Earlier in the day, both brothers won by default in an 83-0 Warriors win over Sioux City North. 

For Ty, who is a two-time state qualifier, the experience of watching his little brother succeed is almost as exciting as being out there on the mat himself.

“A lot of people ask me, 'Do you compare yourself to Bo?'” Ty said. “No, I am super proud of what Bo has accomplished. I’m super proud of him, and I could care less if he does better than me. I want him to be the best he can be. It’s like I’m out there wrestling again. I want it for him, so, so bad.”
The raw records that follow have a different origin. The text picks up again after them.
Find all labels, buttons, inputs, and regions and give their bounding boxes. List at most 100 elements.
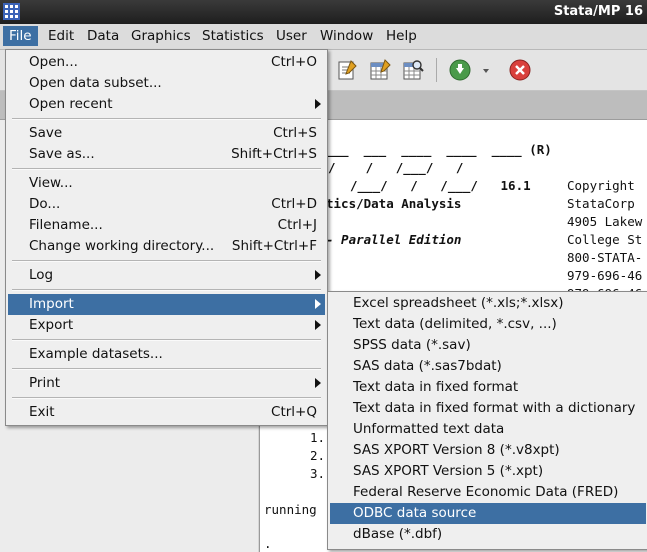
menu-item-filename[interactable]: Filename... Ctrl+J xyxy=(8,215,325,236)
submenu-arrow-icon xyxy=(315,270,321,280)
company-text: StataCorp xyxy=(567,196,635,211)
continue-icon[interactable] xyxy=(449,59,471,81)
menu-item-label: Print xyxy=(29,375,61,391)
import-item-unformatted[interactable]: Unformatted text data xyxy=(330,419,646,440)
menu-item-label: Log xyxy=(29,267,54,283)
menu-item-change-working-directory[interactable]: Change working directory... Shift+Ctrl+F xyxy=(8,236,325,257)
menu-item-label: SAS data (*.sas7bdat) xyxy=(353,358,502,374)
menu-item-label: Open data subset... xyxy=(29,75,162,91)
menu-item-save-as[interactable]: Save as... Shift+Ctrl+S xyxy=(8,144,325,165)
window-title: Stata/MP 16 xyxy=(553,4,643,19)
import-item-dbase[interactable]: dBase (*.dbf) xyxy=(330,524,646,545)
data-browser-icon[interactable] xyxy=(402,59,424,81)
break-icon[interactable] xyxy=(509,59,531,81)
menu-item-exit[interactable]: Exit Ctrl+Q xyxy=(8,402,325,423)
menu-item-label: Federal Reserve Economic Data (FRED) xyxy=(353,484,619,500)
menu-item-label: Excel spreadsheet (*.xls;*.xlsx) xyxy=(353,295,564,311)
toolbar-separator xyxy=(436,58,437,82)
menu-data[interactable]: Data xyxy=(81,26,125,46)
menu-item-open[interactable]: Open... Ctrl+O xyxy=(8,52,325,73)
import-item-fixed-format[interactable]: Text data in fixed format xyxy=(330,377,646,398)
stata-logo-line1: ___ ___ ____ ____ ____ (R) xyxy=(326,142,552,157)
import-item-text-delimited[interactable]: Text data (delimited, *.csv, ...) xyxy=(330,314,646,335)
menu-item-log[interactable]: Log xyxy=(8,265,325,286)
menu-item-label: Import xyxy=(29,296,74,312)
import-item-spss[interactable]: SPSS data (*.sav) xyxy=(330,335,646,356)
menu-bar: File Edit Data Graphics Statistics User … xyxy=(0,24,647,50)
menu-item-shortcut: Ctrl+J xyxy=(277,217,317,233)
menu-separator xyxy=(12,289,321,291)
menu-item-shortcut: Shift+Ctrl+S xyxy=(231,146,317,162)
menu-item-print[interactable]: Print xyxy=(8,373,325,394)
menu-item-shortcut: Ctrl+Q xyxy=(271,404,317,420)
menu-item-label: Unformatted text data xyxy=(353,421,505,437)
menu-separator xyxy=(12,339,321,341)
menu-item-label: Filename... xyxy=(29,217,103,233)
menu-item-label: SAS XPORT Version 8 (*.v8xpt) xyxy=(353,442,560,458)
menu-item-example-datasets[interactable]: Example datasets... xyxy=(8,344,325,365)
menu-item-label: Change working directory... xyxy=(29,238,215,254)
data-editor-icon[interactable] xyxy=(369,59,391,81)
continue-dropdown-icon[interactable] xyxy=(480,59,492,81)
menu-item-label: Open recent xyxy=(29,96,113,112)
running-text: running xyxy=(264,502,317,517)
menu-item-shortcut: Ctrl+O xyxy=(271,54,317,70)
submenu-arrow-icon xyxy=(315,99,321,109)
menu-item-view[interactable]: View... xyxy=(8,173,325,194)
menu-file[interactable]: File xyxy=(3,26,38,46)
import-item-sas[interactable]: SAS data (*.sas7bdat) xyxy=(330,356,646,377)
menu-item-export[interactable]: Export xyxy=(8,315,325,336)
do-file-editor-icon[interactable] xyxy=(336,59,358,81)
import-submenu: Excel spreadsheet (*.xls;*.xlsx) Text da… xyxy=(327,291,647,550)
import-item-sas-xport-8[interactable]: SAS XPORT Version 8 (*.v8xpt) xyxy=(330,440,646,461)
menu-item-label: View... xyxy=(29,175,73,191)
file-menu: Open... Ctrl+O Open data subset... Open … xyxy=(5,49,328,426)
menu-item-label: Do... xyxy=(29,196,61,212)
menu-help[interactable]: Help xyxy=(380,26,423,46)
address-text: 4905 Lakew xyxy=(567,214,643,229)
menu-edit[interactable]: Edit xyxy=(42,26,80,46)
phone2-text: 979-696-46 xyxy=(567,268,643,283)
menu-item-label: Open... xyxy=(29,54,78,70)
menu-window[interactable]: Window xyxy=(314,26,379,46)
import-item-odbc[interactable]: ODBC data source xyxy=(330,503,646,524)
menu-separator xyxy=(12,397,321,399)
import-item-sas-xport-5[interactable]: SAS XPORT Version 5 (*.xpt) xyxy=(330,461,646,482)
menu-separator xyxy=(12,118,321,120)
menu-item-label: Export xyxy=(29,317,74,333)
import-item-fixed-format-dictionary[interactable]: Text data in fixed format with a diction… xyxy=(330,398,646,419)
stata-logo-line2: / / /___/ / xyxy=(328,160,464,175)
menu-item-label: dBase (*.dbf) xyxy=(353,526,443,542)
menu-separator xyxy=(12,168,321,170)
menu-item-shortcut: Ctrl+S xyxy=(273,125,317,141)
menu-item-label: SPSS data (*.sav) xyxy=(353,337,471,353)
menu-item-save[interactable]: Save Ctrl+S xyxy=(8,123,325,144)
import-item-fred[interactable]: Federal Reserve Economic Data (FRED) xyxy=(330,482,646,503)
stata-app-icon[interactable] xyxy=(3,3,20,20)
note-number-1: 1. xyxy=(310,430,326,445)
menu-user[interactable]: User xyxy=(270,26,313,46)
menu-item-import[interactable]: Import xyxy=(8,294,325,315)
menu-item-label: Save as... xyxy=(29,146,95,162)
edition-text: - Parallel Edition xyxy=(326,232,462,247)
menu-item-label: Save xyxy=(29,125,63,141)
submenu-arrow-icon xyxy=(315,320,321,330)
note-number-2: 2. xyxy=(310,448,326,463)
menu-separator xyxy=(12,368,321,370)
menu-item-label: Text data in fixed format xyxy=(353,379,519,395)
menu-statistics[interactable]: Statistics xyxy=(196,26,270,46)
command-prompt-dot: . xyxy=(264,536,272,551)
title-bar: Stata/MP 16 xyxy=(0,0,647,24)
menu-item-do[interactable]: Do... Ctrl+D xyxy=(8,194,325,215)
note-number-3: 3. xyxy=(310,466,326,481)
import-item-excel[interactable]: Excel spreadsheet (*.xls;*.xlsx) xyxy=(330,293,646,314)
menu-item-shortcut: Ctrl+D xyxy=(271,196,317,212)
copyright-text: Copyright xyxy=(567,178,635,193)
menu-item-label: SAS XPORT Version 5 (*.xpt) xyxy=(353,463,544,479)
menu-item-label: Exit xyxy=(29,404,55,420)
menu-item-open-recent[interactable]: Open recent xyxy=(8,94,325,115)
submenu-arrow-icon xyxy=(315,299,321,309)
menu-item-label: Text data (delimited, *.csv, ...) xyxy=(353,316,557,332)
menu-graphics[interactable]: Graphics xyxy=(125,26,197,46)
menu-item-open-data-subset[interactable]: Open data subset... xyxy=(8,73,325,94)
With just three weeks to go until state sectionals, Bo Koedam is eager for his first wrestling postseason to arrive. He’s been to the state tournament before as a spectator, and has spent time on the mat with the Warriors at Wells Fargo Arena the past couple of years. The atmosphere will be nothing new. 

The biggest hurdle to winning a state title is going to be overcoming the foe inside his head.

“He knows what it’s like,” Ty said. “The biggest thing for him is just going to be mental. He’s physically there, he’s technically there, he’s just got to believe in himself, and I’m sure he can place super, super high on that podium.”

The state wrestling tournament is just over a month away, and Bo and Ty both have a lot of work to do before they get to wrestle at The Well. Once the tournament is over, though, and the medals are handed out, Bo could have some interior decorating to do.

He's not thinking about the AAU titles or kid's championships anymore. His focus now is getting to Des Moines, and maybe adding a few pieces of hardware to the bare basement walls. 

“It’s kind of a new chapter that I’m looking forward to, and I’m excited for,” Bo said. “I want to get that all out of mind, and now I’ve got to rebuild it.”